Vor allem kritisiert das Ministerium aber, dass aus dem Entwurf kein Schutz der Daten hervorgehe. Der Halter müsse die Datenhoheit über seine Daten behalten können, was unter dem Entwurf nicht möglich ist. Der Entwurf ermögliche es nämlich, dass das Bundeskriminalamt und der Verfassungsschutz über das Kraftfahrtbundesamt, an das die Daten übermittelt werden würden, auf die Daten zugreifen könnte. Solange der Halter nicht die Datensouveränität innehat, sieht das Ministerium hier einen Verstoß gegen die DSGVO.
Diese Datensouveränität des Halters müsse sich auch auf Daten erstrecken, die der Hersteller erhebt, um zum Beispiel den Verschleiß von Fahrzeugteilen zu ermitteln. Es sei für den Hersteller nicht möglich, diese Datenhoheit über AGB auszuschließen. Stattdessen müsse der Hersteller nicht nur den Zugriff des Halters auf die Daten, sondern auch eine Übermittlung an Datentreuhänder über offene Schnittstellen ermöglichen.
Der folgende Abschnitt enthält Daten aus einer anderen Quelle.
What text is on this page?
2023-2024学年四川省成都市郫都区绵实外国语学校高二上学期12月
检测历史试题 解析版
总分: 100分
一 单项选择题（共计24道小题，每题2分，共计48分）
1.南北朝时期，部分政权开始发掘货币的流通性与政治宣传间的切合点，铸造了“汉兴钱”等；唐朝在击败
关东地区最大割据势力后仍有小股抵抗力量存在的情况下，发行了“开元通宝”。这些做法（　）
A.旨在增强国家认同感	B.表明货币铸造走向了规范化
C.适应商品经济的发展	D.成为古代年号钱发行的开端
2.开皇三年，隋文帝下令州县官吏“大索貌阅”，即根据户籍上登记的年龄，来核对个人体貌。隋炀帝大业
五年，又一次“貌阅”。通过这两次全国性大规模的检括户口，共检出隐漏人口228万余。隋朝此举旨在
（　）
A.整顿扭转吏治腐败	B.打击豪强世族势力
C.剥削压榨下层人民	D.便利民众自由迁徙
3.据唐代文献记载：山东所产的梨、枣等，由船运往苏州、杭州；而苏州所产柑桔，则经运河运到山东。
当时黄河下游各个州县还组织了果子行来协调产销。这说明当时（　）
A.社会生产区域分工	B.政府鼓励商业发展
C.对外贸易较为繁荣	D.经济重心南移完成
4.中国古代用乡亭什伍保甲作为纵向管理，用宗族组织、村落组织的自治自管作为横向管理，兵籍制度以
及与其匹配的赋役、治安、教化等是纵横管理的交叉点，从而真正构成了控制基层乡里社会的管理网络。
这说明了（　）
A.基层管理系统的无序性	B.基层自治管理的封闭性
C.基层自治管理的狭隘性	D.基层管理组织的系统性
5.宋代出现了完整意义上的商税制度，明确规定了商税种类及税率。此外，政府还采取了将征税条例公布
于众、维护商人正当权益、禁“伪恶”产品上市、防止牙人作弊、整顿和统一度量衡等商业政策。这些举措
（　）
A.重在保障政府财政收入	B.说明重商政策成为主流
Daten hingegen, die keinen Rückschluss auf die Person zulassen, sollen an zentrale Anlaufstellen übermittelt werden können, wo sie zum Beispiel zur Verkehrsplanung genutzt werden können.
Gegenstimmen
Die Reaktion des Bundesjustizministeriums wurde von anderen Seiten als verwunderlich angesehen, da es in den ersten kommenden Jahren wohl nur um kommerzielle Mobilitätsdienstleister als Betreiber von autonomen Fahrzeugen gehe. Es sei nicht ersichtlich, wie aus den Standortdaten von öffentlichen Verkehrsmitteln zum Beispiel die Bewegungsprofile einzelner Personen zu erkennen seien.
Von anderen Seiten wird es als nicht nachvollziehbar bezeichnet, warum das Justizministerium das Problem der Datenhoheit in einem Gesetz über das autonome Fahren regeln will. Bisher wird dadurch nur eine Blockade des Gesetzesentwurfes bewirkt, wodurch eine Durchsetzung in dieser Legislaturperiode unwahrscheinlich wird. Die Vision, dass Deutschland das erste Land wird, dass fahrerlose Kfz im Regelbetrieb erlaubt, rückt damit in weite Ferne.
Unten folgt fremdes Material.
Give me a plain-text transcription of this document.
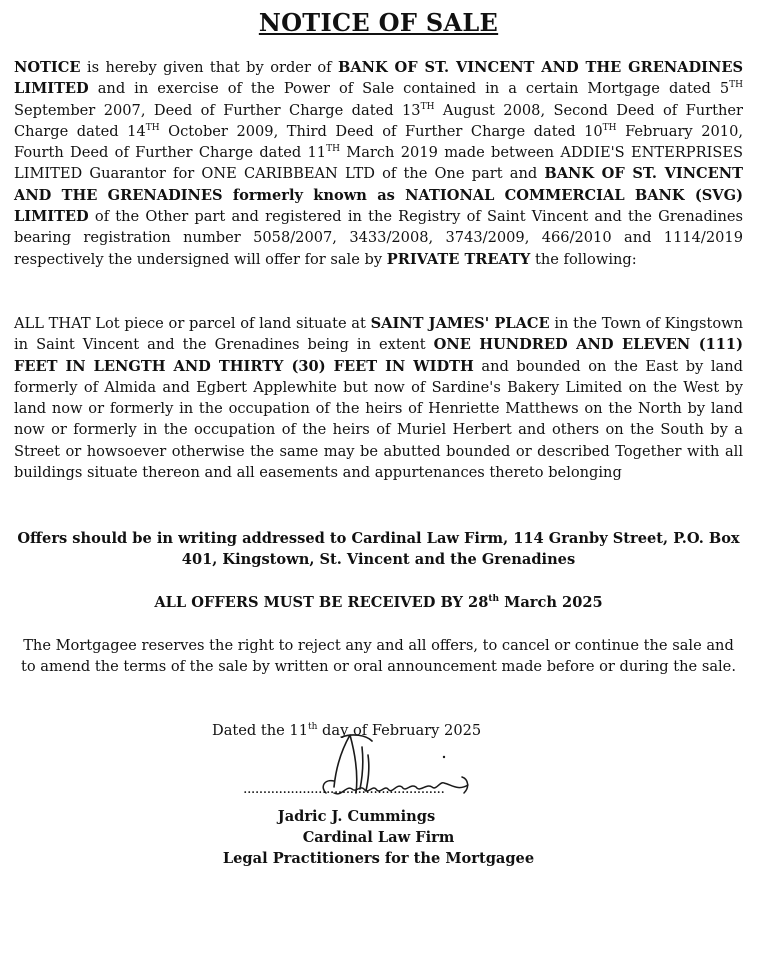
NOTICE OF SALE

NOTICE is hereby given that by order of BANK OF ST. VINCENT AND THE GRENADINES LIMITED and in exercise of the Power of Sale contained in a certain Mortgage dated 5TH September 2007, Deed of Further Charge dated 13TH August 2008, Second Deed of Further Charge dated 14TH October 2009, Third Deed of Further Charge dated 10TH February 2010, Fourth Deed of Further Charge dated 11TH March 2019 made between ADDIE'S ENTERPRISES LIMITED Guarantor for ONE CARIBBEAN LTD of the One part and BANK OF ST. VINCENT AND THE GRENADINES formerly known as NATIONAL COMMERCIAL BANK (SVG) LIMITED of the Other part and registered in the Registry of Saint Vincent and the Grenadines bearing registration number 5058/2007, 3433/2008, 3743/2009, 466/2010 and 1114/2019 respectively the undersigned will offer for sale by PRIVATE TREATY the following:

ALL THAT Lot piece or parcel of land situate at SAINT JAMES' PLACE in the Town of Kingstown in Saint Vincent and the Grenadines being in extent ONE HUNDRED AND ELEVEN (111) FEET IN LENGTH AND THIRTY (30) FEET IN WIDTH and bounded on the East by land formerly of Almida and Egbert Applewhite but now of Sardine's Bakery Limited on the West by land now or formerly in the occupation of the heirs of Henriette Matthews on the North by land now or formerly in the occupation of the heirs of Muriel Herbert and others on the South by a Street or howsoever otherwise the same may be abutted bounded or described Together with all buildings situate thereon and all easements and appurtenances thereto belonging

Offers should be in writing addressed to Cardinal Law Firm, 114 Granby Street, P.O. Box 401, Kingstown, St. Vincent and the Grenadines

ALL OFFERS MUST BE RECEIVED BY 28th March 2025

The Mortgagee reserves the right to reject any and all offers, to cancel or continue the sale and to amend the terms of the sale by written or oral announcement made before or during the sale.

Dated the 11th day of February 2025
...................................................
Jadric J. Cummings
Cardinal Law Firm
Legal Practitioners for the Mortgagee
Dieser Streit wird natürlich auch von der Autoindustrie stark kritisiert. Auch hier wird befürchtet, dass damit der technische Fortschritt enorm gebremst und Deutschland eine mögliche führende Rolle im autonomen Fahren verwehrt wird.
KI-Datenstrategie von VW
VW-Konzernchef Herbert Diess ist der Überzeugung, dass autonomes Fahren mit klaren Verbraucherrechten gekoppelt werden muss. Bezüglich der vielfachen Datenschutzfragen fordert er ein sensibles Vorgehen. Dabei müsse aber unterschieden werden zwischen Art der Daten, den jeweiligen Anwendungsbezügen und den Bedingungen des jeweiligen Marktes.
VW setzt auch angesichts der politischen Uneinigkeiten in Deutschland zunächst auf eine mittelfristige Durchsetzung der Technik.
Äußerungen von Daimler
Daimler-Chef Ola Källenius sieht in den neuen Diensten sogar eine Chance, Datenschutzbedenken entgegenzutreten. Dabei müsse schon für jetzige Angebote auf Transparenz gesetzt werden. Er betont dabei, dass es für den Fahrer immer möglich sein soll, Dienste nach eigenen Vorstellungen ein- und auszuschalten. So könne man durch das Abschalten des Fahrzeugtrackings auch ganz „privat“ fahren.